Bruno Walter, Arturo Toscanini o Wilhelm Furtwängler y las audiciones de Koder en Viena aparecen con intermitencia entre estas cartas, en las que Koder suele mantenerle al día sobre sus avances en el piano junto a los hermanos de Wittgenstein, especialmente Paul. 

En este sentido, el grueso del volumen corresponde a unas 100 páginas de correspondencia, que en total incluyen 122 documentos. Una buena selección, pero muy incompleta como se reconoce en el propio informe editorial, al final del libro. Entre ella, algunas cartas reveladoras, en ciertos detalles, del giro de su propia obra, como la que escribe desde Viena en septiembre de 1948, un año después de haber renunciado a su cátedra en Cambridge. Es brillante el trabajo de Martin Alber en las anotaciones, con todo lujo de detalle, de las cartas. Pero más aún resulta su ensayo final, tras un anexo dedicado a Josef Labor que permite entender mejor el contexto de las filias y fobias musicales del filósofo. Se trata de un texto (quizás debería situarse al principio del volumen) que permite calibrar la dimensión de la música en Wittgenstein y que a la vez constituye un acicate para desarrollar aquello que no fue desarrollado por el pensador, utilizando su propio material. Una especie de introducción a un trabajo aún por construir desde la filosofía, en diálogo con la musicología. En definitiva, un material para seguir pensando. 

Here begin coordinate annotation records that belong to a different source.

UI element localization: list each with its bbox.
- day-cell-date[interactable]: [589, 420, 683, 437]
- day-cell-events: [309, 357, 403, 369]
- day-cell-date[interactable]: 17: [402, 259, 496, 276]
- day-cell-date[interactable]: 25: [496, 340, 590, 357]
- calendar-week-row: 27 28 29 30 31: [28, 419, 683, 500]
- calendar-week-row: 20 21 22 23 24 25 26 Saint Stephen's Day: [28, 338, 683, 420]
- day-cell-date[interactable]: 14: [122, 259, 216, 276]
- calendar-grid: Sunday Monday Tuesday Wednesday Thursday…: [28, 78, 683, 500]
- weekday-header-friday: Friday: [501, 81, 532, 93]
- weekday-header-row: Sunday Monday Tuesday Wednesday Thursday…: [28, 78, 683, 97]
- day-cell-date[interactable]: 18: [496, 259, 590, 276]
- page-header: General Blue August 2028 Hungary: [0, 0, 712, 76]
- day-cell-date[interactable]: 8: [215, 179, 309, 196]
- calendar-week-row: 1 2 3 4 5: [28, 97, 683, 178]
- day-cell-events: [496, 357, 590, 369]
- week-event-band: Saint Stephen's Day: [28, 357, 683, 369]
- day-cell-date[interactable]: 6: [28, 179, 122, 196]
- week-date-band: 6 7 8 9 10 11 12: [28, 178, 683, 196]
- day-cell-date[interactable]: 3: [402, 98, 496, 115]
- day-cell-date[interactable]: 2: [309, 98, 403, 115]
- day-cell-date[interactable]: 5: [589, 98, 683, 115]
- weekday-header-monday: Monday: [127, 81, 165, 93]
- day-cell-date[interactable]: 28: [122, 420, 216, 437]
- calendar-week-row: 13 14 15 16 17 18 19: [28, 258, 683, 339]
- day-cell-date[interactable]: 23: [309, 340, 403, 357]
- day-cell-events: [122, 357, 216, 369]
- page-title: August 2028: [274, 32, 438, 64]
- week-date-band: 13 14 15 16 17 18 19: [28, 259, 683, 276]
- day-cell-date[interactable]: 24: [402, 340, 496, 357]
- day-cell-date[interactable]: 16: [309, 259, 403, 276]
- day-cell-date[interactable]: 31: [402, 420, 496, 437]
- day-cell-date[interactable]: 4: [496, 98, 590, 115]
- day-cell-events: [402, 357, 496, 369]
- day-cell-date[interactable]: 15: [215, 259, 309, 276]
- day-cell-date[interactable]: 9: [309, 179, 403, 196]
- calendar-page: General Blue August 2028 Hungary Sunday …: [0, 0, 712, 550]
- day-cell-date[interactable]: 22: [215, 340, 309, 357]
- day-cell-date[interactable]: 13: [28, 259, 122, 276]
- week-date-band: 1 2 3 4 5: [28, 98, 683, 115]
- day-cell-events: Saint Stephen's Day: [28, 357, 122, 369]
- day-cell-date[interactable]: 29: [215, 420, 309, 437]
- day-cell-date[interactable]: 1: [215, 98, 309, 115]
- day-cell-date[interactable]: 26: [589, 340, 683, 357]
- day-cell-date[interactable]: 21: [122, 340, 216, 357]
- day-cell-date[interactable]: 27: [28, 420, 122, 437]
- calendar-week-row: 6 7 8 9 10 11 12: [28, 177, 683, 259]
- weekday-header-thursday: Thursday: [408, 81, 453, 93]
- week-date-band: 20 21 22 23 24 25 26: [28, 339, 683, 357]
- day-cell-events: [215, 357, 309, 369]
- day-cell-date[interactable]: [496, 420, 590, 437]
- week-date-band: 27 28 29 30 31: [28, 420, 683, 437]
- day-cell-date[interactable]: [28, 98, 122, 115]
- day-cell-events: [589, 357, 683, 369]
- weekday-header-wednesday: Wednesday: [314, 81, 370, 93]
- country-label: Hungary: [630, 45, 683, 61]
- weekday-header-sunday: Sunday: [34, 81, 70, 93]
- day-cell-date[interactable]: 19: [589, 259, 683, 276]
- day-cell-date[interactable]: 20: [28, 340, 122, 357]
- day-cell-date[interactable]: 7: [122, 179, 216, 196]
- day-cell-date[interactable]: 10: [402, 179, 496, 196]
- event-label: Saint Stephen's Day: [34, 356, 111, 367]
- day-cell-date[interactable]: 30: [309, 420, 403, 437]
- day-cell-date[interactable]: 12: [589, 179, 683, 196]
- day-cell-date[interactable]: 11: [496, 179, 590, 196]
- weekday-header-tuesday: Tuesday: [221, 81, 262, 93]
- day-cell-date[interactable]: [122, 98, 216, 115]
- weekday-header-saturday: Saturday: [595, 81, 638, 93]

Un autor tan lúcido para pensar los vínculos entre mente, lenguaje y mundo como Wittgenstein, que además desemboca en la filosofía navegando el río de las matemáticas, parecería especialmente adecuado para erigirse en el gran pensador de la música de su época.  Pero no fue así, quizás. O tal vez más allá de la música como fenómeno, el sentido de lo musical en Wittgenstein pertenezca a la emergencia de lo místico, que cierra su Tractatus: De lo que no se puede hablar, hay que callar.